27. Pour assortir la rectification contestée de la majoration de 40% pour manquement délibéré, l’administration s’est fondée sur le fait qu’il existait une communauté d’intérêt entre la société française cédante SEITA et la société espagnole cessionnaire Compania de Distribucion Integral Logista, qui sont des sociétés dont le capital est détenu directement ou indirectement par leur société mère anglaise Imperial Tobacco Ltd, que la banque espagnole, pour réaliser la valorisation des titres d’ADF, a été exclusivement mandatée par la société cessionnaire, sans que la société cédante SEITA diligente une étude en vue de préserver ses propres intérêts de vendeur de son principal actif, et que l’écart entre la valorisation retenue et la valeur vénale des titres de la société ADF est très important.
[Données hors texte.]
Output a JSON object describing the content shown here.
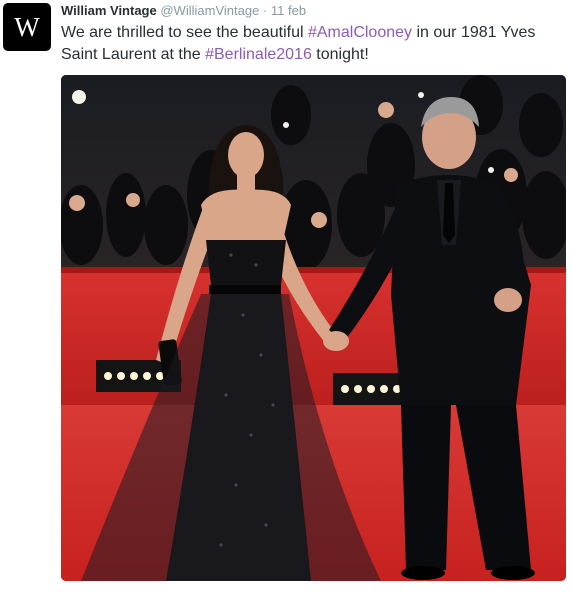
{
  "tweet": {
    "avatar_letter": "W",
    "fullname": "William Vintage",
    "username": "@WilliamVintage",
    "separator": "·",
    "timestamp": "11 feb",
    "text_part1": "We are thrilled to see the beautiful ",
    "hashtag1": "#AmalClooney",
    "text_part2": " in our 1981 Yves Saint Laurent at the ",
    "hashtag2": "#Berlinale2016",
    "text_part3": " tonight!",
    "colors": {
      "text": "#292f33",
      "muted": "#8899a6",
      "hashtag": "#8b5cb7",
      "avatar_bg": "#000000"
    }
  }
}
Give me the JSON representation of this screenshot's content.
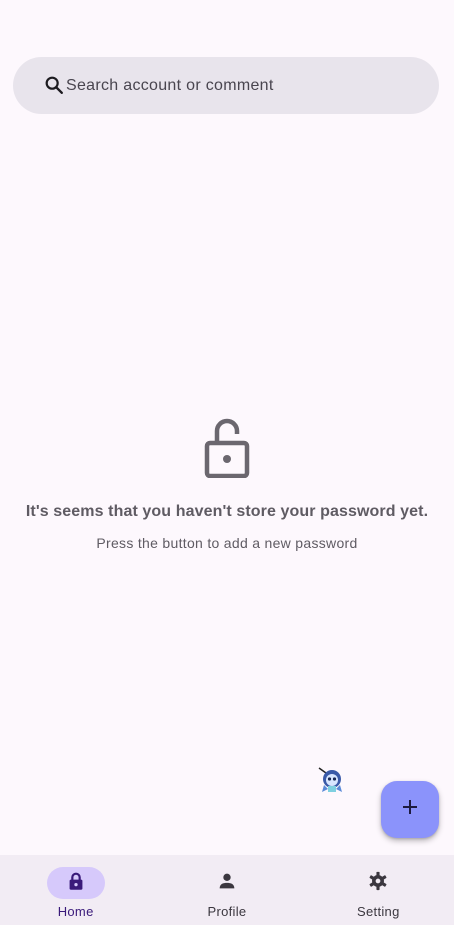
{
  "search": {
    "placeholder": "Search account or comment",
    "icon": "search-icon"
  },
  "empty_state": {
    "icon": "lock-open-icon",
    "title": "It's seems that you haven't store your password yet.",
    "subtitle": "Press the button to add a new password"
  },
  "fab": {
    "icon": "plus-icon",
    "color": "#8b93fb"
  },
  "bottom_nav": {
    "items": [
      {
        "label": "Home",
        "icon": "lock-icon",
        "active": true
      },
      {
        "label": "Profile",
        "icon": "person-icon",
        "active": false
      },
      {
        "label": "Setting",
        "icon": "gear-icon",
        "active": false
      }
    ],
    "active_color": "#d6c9fb"
  },
  "colors": {
    "background": "#fdf8fd",
    "search_bar": "#e8e4ec",
    "nav_background": "#f2ecf4"
  }
}
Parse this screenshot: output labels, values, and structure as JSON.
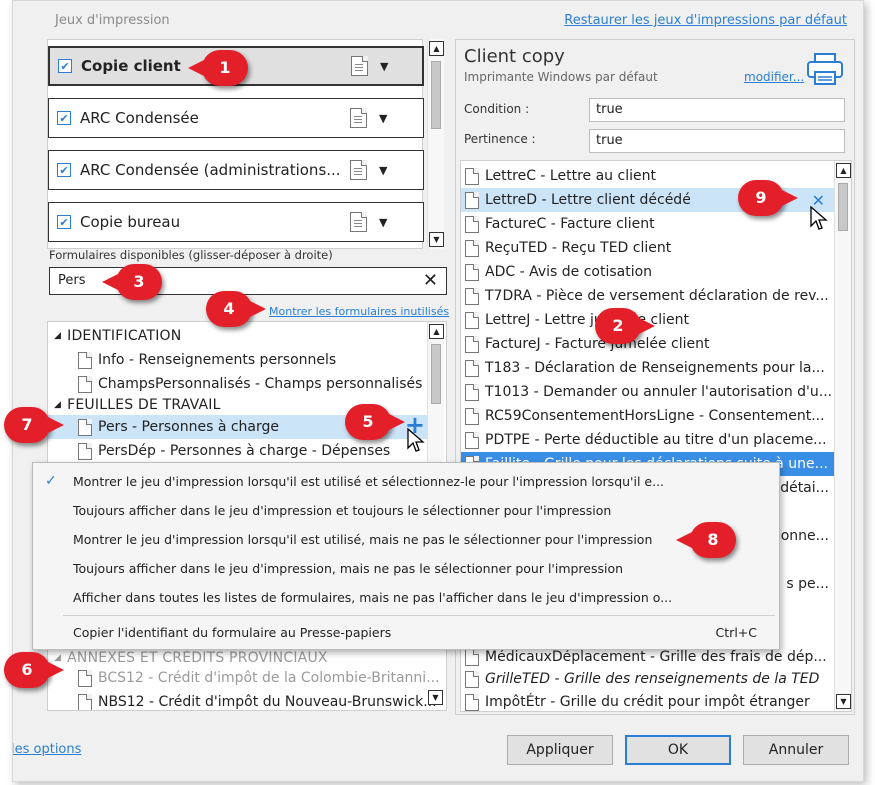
{
  "dialog": {
    "title": "Jeux d'impression",
    "restore_link": "Restaurer les jeux d'impressions par défaut"
  },
  "print_sets": [
    {
      "label": "Copie client",
      "checked": true,
      "selected": true
    },
    {
      "label": "ARC Condensée",
      "checked": true,
      "selected": false
    },
    {
      "label": "ARC Condensée (administrations...",
      "checked": true,
      "selected": false
    },
    {
      "label": "Copie bureau",
      "checked": true,
      "selected": false
    }
  ],
  "forms": {
    "label": "Formulaires disponibles (glisser-déposer à droite)",
    "search_value": "Pers",
    "show_unused_link": "Montrer les formulaires inutilisés",
    "groups_top": [
      {
        "name": "IDENTIFICATION",
        "items": [
          "Info - Renseignements personnels",
          "ChampsPersonnalisés - Champs personnalisés"
        ]
      },
      {
        "name": "FEUILLES DE TRAVAIL",
        "items": [
          "Pers - Personnes à charge",
          "PersDép - Personnes à charge - Dépenses"
        ]
      }
    ],
    "groups_bottom": [
      {
        "name": "ANNEXES ET CRÉDITS PROVINCIAUX",
        "items": [
          "BCS12 - Crédit d'impôt de la Colombie-Britanni...",
          "NBS12 - Crédit d'impôt du Nouveau-Brunswick..."
        ]
      }
    ]
  },
  "context_menu": {
    "items": [
      {
        "label": "Montrer le jeu d'impression lorsqu'il est utilisé et sélectionnez-le pour l'impression lorsqu'il e...",
        "checked": true
      },
      {
        "label": "Toujours afficher dans le jeu d'impression et toujours le sélectionner pour l'impression",
        "checked": false
      },
      {
        "label": "Montrer le jeu d'impression lorsqu'il est utilisé, mais ne pas le sélectionner pour l'impression",
        "checked": false
      },
      {
        "label": "Toujours afficher dans le jeu d'impression, mais ne pas le sélectionner pour l'impression",
        "checked": false
      },
      {
        "label": "Afficher dans toutes les listes de formulaires, mais ne pas l'afficher dans le jeu d'impression o...",
        "checked": false
      }
    ],
    "copy_item": "Copier l'identifiant du formulaire au Presse-papiers",
    "copy_shortcut": "Ctrl+C"
  },
  "right_panel": {
    "title": "Client copy",
    "subtitle": "Imprimante Windows par défaut",
    "modify_link": "modifier...",
    "condition_label": "Condition :",
    "condition_value": "true",
    "pertinence_label": "Pertinence :",
    "pertinence_value": "true",
    "forms": [
      "LettreC - Lettre au client",
      "LettreD - Lettre client décédé",
      "FactureC - Facture client",
      "ReçuTED - Reçu TED client",
      "ADC - Avis de cotisation",
      "T7DRA - Pièce de versement déclaration de rev...",
      "LettreJ - Lettre jumelée client",
      "FactureJ - Facture jumelée client",
      "T183 - Déclaration de Renseignements pour la...",
      "T1013 - Demander ou annuler l'autorisation d'u...",
      "RC59ConsentementHorsLigne - Consentement...",
      "PDTPE - Perte déductible au titre d'un placeme...",
      "Faillite - Grille pour les déclarations suite à une...",
      "détai...",
      "onne...",
      "s pe...",
      "MédicauxDéplacement - Grille des frais de dép...",
      "GrilleTED - Grille des renseignements de la TED",
      "ImpôtÉtr - Grille du crédit pour impôt étranger"
    ]
  },
  "footer": {
    "options_link": "les options",
    "apply": "Appliquer",
    "ok": "OK",
    "cancel": "Annuler"
  },
  "callouts": [
    "1",
    "2",
    "3",
    "4",
    "5",
    "6",
    "7",
    "8",
    "9"
  ],
  "colors": {
    "accent": "#2a7fd4",
    "selection": "#cce4f7",
    "highlight": "#3a8ee6",
    "callout": "#e3202a"
  }
}
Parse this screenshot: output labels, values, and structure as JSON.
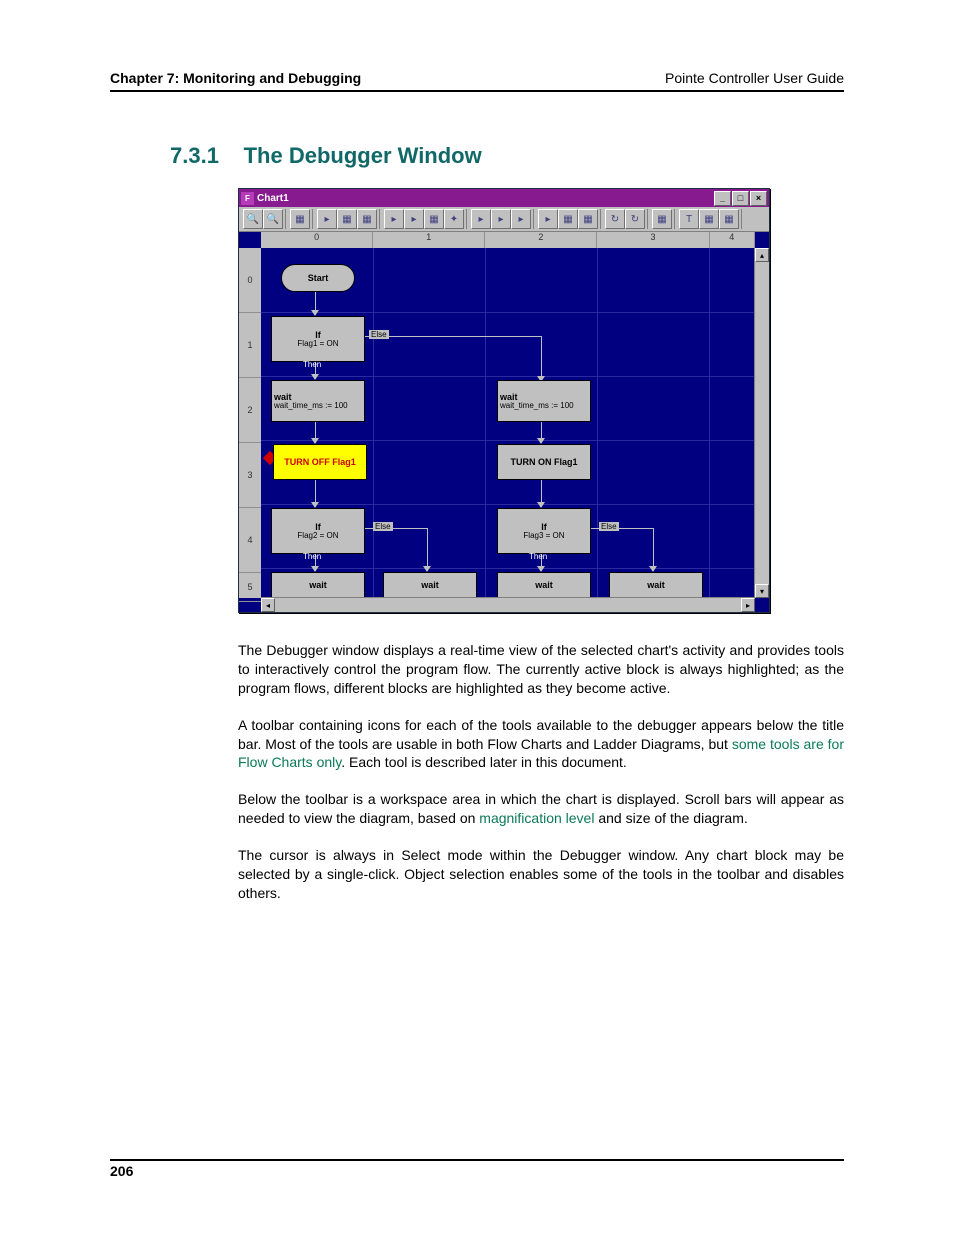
{
  "header": {
    "left": "Chapter 7: Monitoring and Debugging",
    "right": "Pointe Controller User Guide"
  },
  "section": {
    "number": "7.3.1",
    "title": "The Debugger Window"
  },
  "window": {
    "title": "Chart1",
    "columns": [
      "0",
      "1",
      "2",
      "3",
      "4"
    ],
    "rows": [
      "0",
      "1",
      "2",
      "3",
      "4",
      "5"
    ],
    "blocks": {
      "start": "Start",
      "if1_top": "If",
      "if1_cond": "Flag1 = ON",
      "wait_l": "wait",
      "wait_l_sub": "wait_time_ms := 100",
      "wait_r": "wait",
      "wait_r_sub": "wait_time_ms := 100",
      "off": "TURN OFF Flag1",
      "on": "TURN ON Flag1",
      "if2_top": "If",
      "if2_cond": "Flag2 = ON",
      "if3_top": "If",
      "if3_cond": "Flag3 = ON",
      "wait5a": "wait",
      "wait5b": "wait",
      "wait5c": "wait",
      "wait5d": "wait"
    },
    "labels": {
      "then": "Then",
      "else": "Else"
    }
  },
  "paragraphs": {
    "p1": "The Debugger window displays a real-time view of the selected chart's activity and provides tools to interactively control the program flow. The currently active block is always highlighted; as the program flows, different blocks are highlighted as they become active.",
    "p2a": "A toolbar containing icons for each of the tools available to the debugger appears below the title bar. Most of the tools are usable in both Flow Charts and Ladder Diagrams, but ",
    "p2link": "some tools are for Flow Charts only",
    "p2b": ". Each tool is described later in this document.",
    "p3a": "Below the toolbar is a workspace area in which the chart is displayed. Scroll bars will appear as needed to view the diagram, based on ",
    "p3link": "magnification level",
    "p3b": " and size of the diagram.",
    "p4": "The cursor is always in Select mode within the Debugger window. Any chart block may be selected by a single-click. Object selection enables some of the tools in the toolbar and disables others."
  },
  "footer": {
    "page": "206"
  }
}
Si la société requérante soutient que l’intention délibérée d’éluder l’impôt ne peut être établie en raison de la complexité de la règle à appliquer, l’incertitude quant à la valeur des titres cédés ne résulte pas de l’application d’une norme juridique. Dès lors, l’administration doit être regardée comme apportant la preuve, qui lui incombe, du manquement délibéré de la société SEITA de nature à justifier l’application d’une majoration de 40 %.
28. Il résulte de tout ce qui précède que la société requérante n’est pas fondée à demander la décharge, en droits et pénalités, des cotisations supplémentaires d’impôt sur les sociétés, de contribution sociale et de contribution exceptionnelle à cet impôt qui lui ont été assignées au titre de l’exercice clos au 30 septembre 2013. L’Etat n’étant pas la partie perdante, les conclusions tendant à l’application de l’article L. 761-1 doivent être rejetées.
D E C I D E
Article 1er : La requête de la société Imperial Tobacco Ltd est rejetée.
Article 2: Le présent jugement sera notifié à la société Imperial Tobacco Ltd et au directeur chargé de la direction des vérifications nationales et internationales.
Délibéré après l’audience du 13 avril 2023, à laquelle siégeaient :
— M. Toutain, président,
— M. Thobaty, premier conseiller,
— M. Charageat, premier conseiller.
Rendu public par mise à disposition au greffe le 11 mai 2023.
Le rapporteur,
G. Thobaty
Le président,
E. Toutain
La greffière,
A. Diallo
La République mande et ordonne au ministre de l’économie, des finances et de la souveraineté industrielle et numérique, en ce qui le concerne, ou à tous commissaires de justice à ce requis, en ce qui concerne les voies de droit commun contre les parties privées, de pourvoir à l’exécution de la présente décision.